Sanabria supplied detailed historical data on such diverse diary topics as Russian vapor bathes, circulating libraries, “black” diphtheria, lives of period musicians, singers, political figures, and Steinway associates. She also searched for complete programs of and critical reactions to the many concerts and soirees that Steinway attended. Her other assignments encompassed locating copies of photographs of individuals and of current and period street maps to use for comparison.

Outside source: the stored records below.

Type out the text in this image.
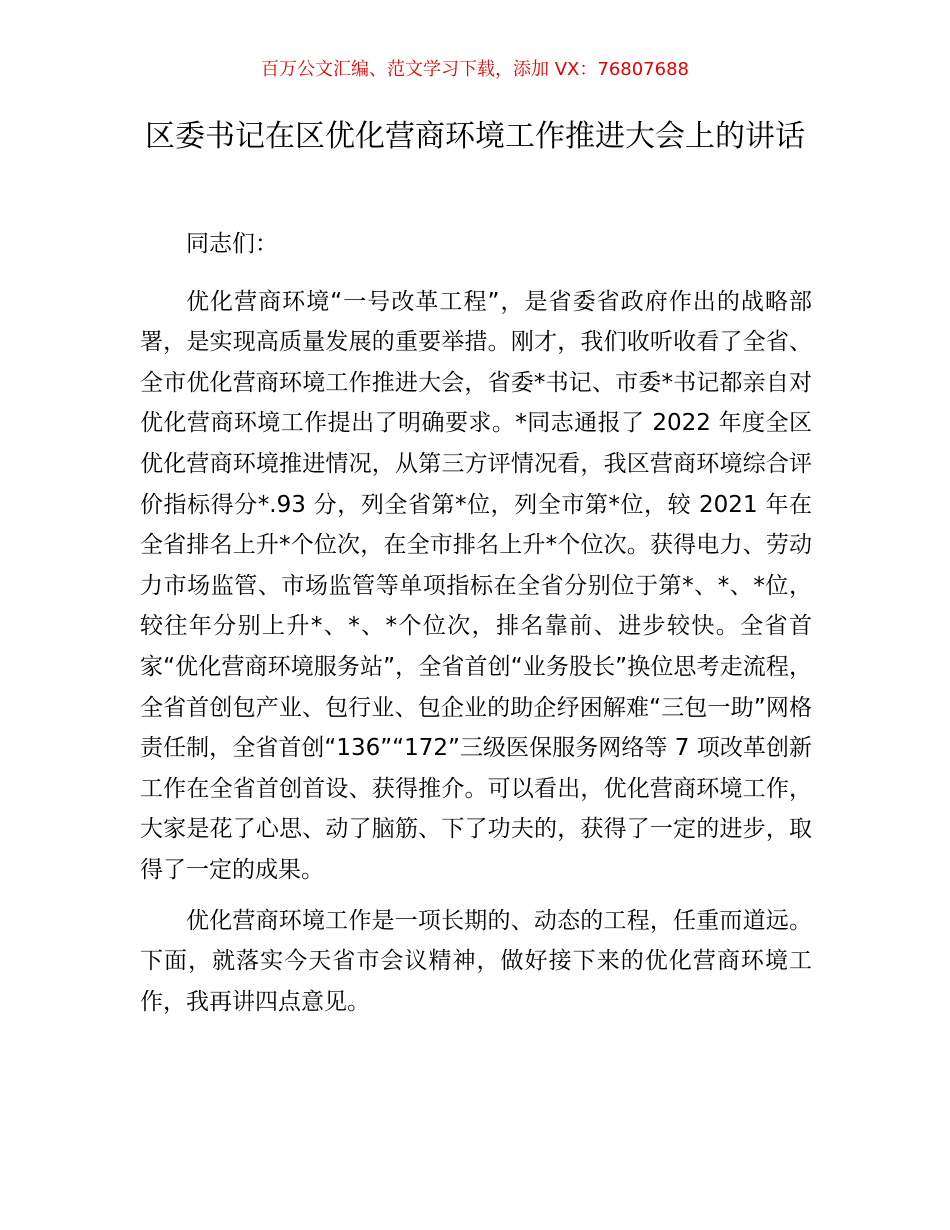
百万公文汇编、范文学习下载，添加 VX：76807688
区委书记在区优化营商环境工作推进大会上的讲话

同志们：

优化营商环境“一号改革工程”，是省委省政府作出的战略部署，是实现高质量发展的重要举措。刚才，我们收听收看了全省、全市优化营商环境工作推进大会，省委*书记、市委*书记都亲自对优化营商环境工作提出了明确要求。*同志通报了 2022 年度全区优化营商环境推进情况，从第三方评情况看，我区营商环境综合评价指标得分*.93 分，列全省第*位，列全市第*位，较 2021 年在全省排名上升*个位次，在全市排名上升*个位次。获得电力、劳动力市场监管、市场监管等单项指标在全省分别位于第*、*、*位，较往年分别上升*、*、*个位次，排名靠前、进步较快。全省首家“优化营商环境服务站”，全省首创“业务股长”换位思考走流程，全省首创包产业、包行业、包企业的助企纾困解难“三包一助”网格责任制，全省首创“136”“172”三级医保服务网络等 7 项改革创新工作在全省首创首设、获得推介。可以看出，优化营商环境工作，大家是花了心思、动了脑筋、下了功夫的，获得了一定的进步，取得了一定的成果。

优化营商环境工作是一项长期的、动态的工程，任重而道远。下面，就落实今天省市会议精神，做好接下来的优化营商环境工作，我再讲四点意见。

Sanabria grew up in St. Louis, Missouri. She has a BA in Spanish from the University of Missouri-St. Louis, and an MFA in creative writing from George Mason University in Fairfax, Virginia. During the winter of 2007–2008, she worked as an intern reporter for the Arts & Entertainment section of The Connection Newspapers. Most notably, she covered the fundraiser for Irish balladeer Danny Doyle, interviewed a writer who finally became a published author after 20 year of rejections, and introduced her readers to a local Presbyterian minister whose ministry and book combine spirituality, diet and exercise. Sanabria works at a Washington, DC foundation while continuing to pursue a writing career. One of her poems appeared in Lavandería: A Mixed Load of Women, Wash and Word (SD City Works Press, 2009), the 2010 recipient of the Sixteenth Annual San Diego Books and Writing Award for Best Anthology. In her current writings Sanabria explores issues of familial, ethnic, and cultural dissonance and dislocation.